Environmental Profiling of River Water Using Q-TOF LC/MS and Mass Profiler Software

Significance of the Topic

Environmental contamination by emerging pollutants such as pharmaceuticals, pesticides and industrial chemicals poses a growing threat to water quality and ecosystem health. Conventional targeted mass spectrometric methods reliably quantify known compounds but fail to detect unexpected substances. Untargeted profiling using high-resolution LC/MS combined with statistical software addresses this gap, enabling comprehensive screening of complex environmental matrices.
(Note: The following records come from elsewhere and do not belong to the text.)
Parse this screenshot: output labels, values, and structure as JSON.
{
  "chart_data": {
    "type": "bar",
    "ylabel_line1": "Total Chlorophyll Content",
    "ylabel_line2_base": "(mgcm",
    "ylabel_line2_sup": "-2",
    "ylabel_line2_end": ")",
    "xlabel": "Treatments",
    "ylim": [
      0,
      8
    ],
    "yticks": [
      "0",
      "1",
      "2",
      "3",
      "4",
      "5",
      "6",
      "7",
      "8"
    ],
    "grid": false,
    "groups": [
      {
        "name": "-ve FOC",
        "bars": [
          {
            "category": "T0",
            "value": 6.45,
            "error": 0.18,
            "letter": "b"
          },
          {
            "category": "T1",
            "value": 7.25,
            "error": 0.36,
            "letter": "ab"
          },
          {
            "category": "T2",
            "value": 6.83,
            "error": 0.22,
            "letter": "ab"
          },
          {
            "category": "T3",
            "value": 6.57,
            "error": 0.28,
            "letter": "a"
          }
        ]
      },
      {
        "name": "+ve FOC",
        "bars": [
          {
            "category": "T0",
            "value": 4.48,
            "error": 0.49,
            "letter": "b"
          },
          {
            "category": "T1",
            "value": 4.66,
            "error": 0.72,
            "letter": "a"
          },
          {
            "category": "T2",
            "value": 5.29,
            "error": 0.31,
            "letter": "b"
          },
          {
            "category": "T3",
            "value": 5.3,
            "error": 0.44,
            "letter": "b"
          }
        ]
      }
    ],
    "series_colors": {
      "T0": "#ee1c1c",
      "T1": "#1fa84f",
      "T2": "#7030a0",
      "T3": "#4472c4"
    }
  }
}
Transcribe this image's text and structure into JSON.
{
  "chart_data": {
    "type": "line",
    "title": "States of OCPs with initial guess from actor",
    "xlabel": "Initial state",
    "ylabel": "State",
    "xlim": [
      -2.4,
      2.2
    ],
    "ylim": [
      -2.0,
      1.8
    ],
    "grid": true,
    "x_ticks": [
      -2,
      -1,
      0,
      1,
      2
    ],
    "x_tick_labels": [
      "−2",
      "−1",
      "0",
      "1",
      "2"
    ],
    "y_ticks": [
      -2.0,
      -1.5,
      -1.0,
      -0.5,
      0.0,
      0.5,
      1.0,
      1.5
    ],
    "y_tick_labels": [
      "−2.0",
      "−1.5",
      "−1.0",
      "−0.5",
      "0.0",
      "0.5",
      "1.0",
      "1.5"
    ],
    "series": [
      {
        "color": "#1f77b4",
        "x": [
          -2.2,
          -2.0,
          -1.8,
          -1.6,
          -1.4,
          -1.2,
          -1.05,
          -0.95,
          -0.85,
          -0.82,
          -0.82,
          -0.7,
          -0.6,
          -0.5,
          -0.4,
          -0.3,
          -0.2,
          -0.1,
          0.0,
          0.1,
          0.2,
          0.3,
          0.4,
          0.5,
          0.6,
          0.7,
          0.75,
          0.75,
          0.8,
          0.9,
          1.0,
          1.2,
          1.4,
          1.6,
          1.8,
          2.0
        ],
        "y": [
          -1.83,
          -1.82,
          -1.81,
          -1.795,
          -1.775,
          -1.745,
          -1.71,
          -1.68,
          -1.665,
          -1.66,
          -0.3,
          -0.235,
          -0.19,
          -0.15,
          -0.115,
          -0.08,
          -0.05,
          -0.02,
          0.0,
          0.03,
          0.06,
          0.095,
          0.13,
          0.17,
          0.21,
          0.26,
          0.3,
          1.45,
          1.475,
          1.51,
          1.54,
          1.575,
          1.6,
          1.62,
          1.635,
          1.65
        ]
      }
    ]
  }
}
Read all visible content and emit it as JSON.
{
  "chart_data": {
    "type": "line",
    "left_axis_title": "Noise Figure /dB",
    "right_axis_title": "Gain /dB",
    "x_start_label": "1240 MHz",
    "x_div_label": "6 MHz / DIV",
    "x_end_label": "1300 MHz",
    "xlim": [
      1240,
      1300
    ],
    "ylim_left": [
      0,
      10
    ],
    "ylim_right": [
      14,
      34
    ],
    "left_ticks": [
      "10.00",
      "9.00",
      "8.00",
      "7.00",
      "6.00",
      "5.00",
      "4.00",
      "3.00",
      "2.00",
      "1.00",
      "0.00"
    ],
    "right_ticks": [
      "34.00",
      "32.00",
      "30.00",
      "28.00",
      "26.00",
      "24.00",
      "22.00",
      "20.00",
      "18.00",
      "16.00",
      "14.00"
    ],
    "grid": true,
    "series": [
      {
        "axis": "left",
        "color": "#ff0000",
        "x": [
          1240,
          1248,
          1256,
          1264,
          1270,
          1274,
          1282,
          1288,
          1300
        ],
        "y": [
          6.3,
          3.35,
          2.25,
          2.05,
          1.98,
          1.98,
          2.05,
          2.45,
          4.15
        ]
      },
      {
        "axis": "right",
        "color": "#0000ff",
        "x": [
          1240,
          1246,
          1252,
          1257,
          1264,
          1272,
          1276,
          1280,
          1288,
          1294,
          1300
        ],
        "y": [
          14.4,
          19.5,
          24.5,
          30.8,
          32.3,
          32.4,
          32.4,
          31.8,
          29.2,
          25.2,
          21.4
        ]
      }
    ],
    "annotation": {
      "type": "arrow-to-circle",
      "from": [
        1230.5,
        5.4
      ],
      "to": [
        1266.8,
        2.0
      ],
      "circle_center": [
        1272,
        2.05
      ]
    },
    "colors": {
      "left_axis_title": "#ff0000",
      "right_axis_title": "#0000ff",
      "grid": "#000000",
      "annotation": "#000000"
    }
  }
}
Objectives and Study Overview

The primary goal of this study was to develop an untargeted workflow for profiling river water upstream and downstream of a wastewater treatment plant. Specific objectives included:

• Detect and compare chemical features in river water before and after treatment plant discharge.
• Extract and identify compounds unique to the downstream sample.
• Validate identifications using accurate mass databases, spectral libraries and in silico tools.

Methodology

Water samples were collected from two points along the Ammer River (Germany), upstream and downstream of a municipal treatment facility. Samples were enriched by solid phase extraction (SPE) using hydrophilic–lipophilic balanced (HLB) and ENV+ sorbents at a 500× concentration factor. Separation was achieved on an Agilent 1260 Infinity HPLC with a Polar-RP column (150×3 mm, 4 µm) and a gradient of water and methanol (both with 0.1% formic acid).

Instrumentation

Key instrumentation included:

• Agilent 6550 iFunnel Q-TOF LC/MS system in extended dynamic range mode
• Agilent MassHunter Qualitative Analysis software with Molecular Feature Extractor (MFE)
• Agilent MassProfiler statistical software for data alignment and comparison
• Agilent MassHunter Molecular Structure Correlator for in silico fragmentation

Results and Discussion

Data processing identified 1,564 molecular features in the downstream samples, of which 1,043 were unique compared to upstream water. Accurate mass matching assigned 894 molecular formulas within 5 ppm using C, H, N, O, S, P and Cl. Database searches yielded:

• 18 hits from an in-house aquatic contaminants library
• 144 hits from a forensic toxicology database
• 26 hits from a pesticide database

MS/MS library matching confirmed 21 compounds, including carbamazepine, and authentic standards validated 32 additional substances. For unknown formulas, in silico fragmentation via MSC and ChemSpider searches narrowed candidate structures, exemplified by the identification workflow for iopamidol.

Benefits and Practical Applications

This untargeted approach provides a powerful tool for environmental monitoring, offering:

• Broad-spectrum detection of known and unknown contaminants
• High confidence identifications through accurate mass and MS/MS matching
• Scalable workflows for routine water quality assessment and regulatory compliance

Future Trends and Applications

Emerging directions include expanding accurate mass databases with new environmental chemicals, integrating machine learning for feature annotation, and coupling suspect screening with effect-based assays to link chemical presence with biological activity. Advancements in data processing speed and spectral library coverage will further enhance untargeted environmental profiling.

Conclusion

The combination of high-resolution Q-TOF LC/MS and advanced chemometric software enables comprehensive environmental screening of river water. The workflow successfully differentiated upstream and downstream contamination profiles, identified dozens of known pollutants, and proposed structures for unknowns. This methodology supports more informed risk assessment and water management strategies.

References

1. Gust M, et al. Effects of short-term exposure to environmentally relevant concentrations of different pharmaceutical mixtures on the immune response of the pond snail Lymnaea stagnalis. Sci Total Environ. 2013;445–446:210-218.
2. Triebskorn RH, et al. Ultrastructural effects of pharmaceuticals (carbamazepine, clofibric acid, metoprolol, diclofenac) in rainbow trout (Oncorhynchus mykiss) and common carp (Cyprinus carpio). Anal Bioanal Chem. 2007;387(4):1405-1416.
3. Escher BI, et al. Most oxidative stress response in water samples comes from unknown chemicals: the need for effect-based water quality trigger values. Environ Sci Technol. 2013.
4. Zedda M, Zwiener C. Is nontarget screening of emerging contaminants by LC-HRMS successful? A plea for compound libraries and computer tools. Anal Bioanal Chem. 2012;403(9):2493-2502.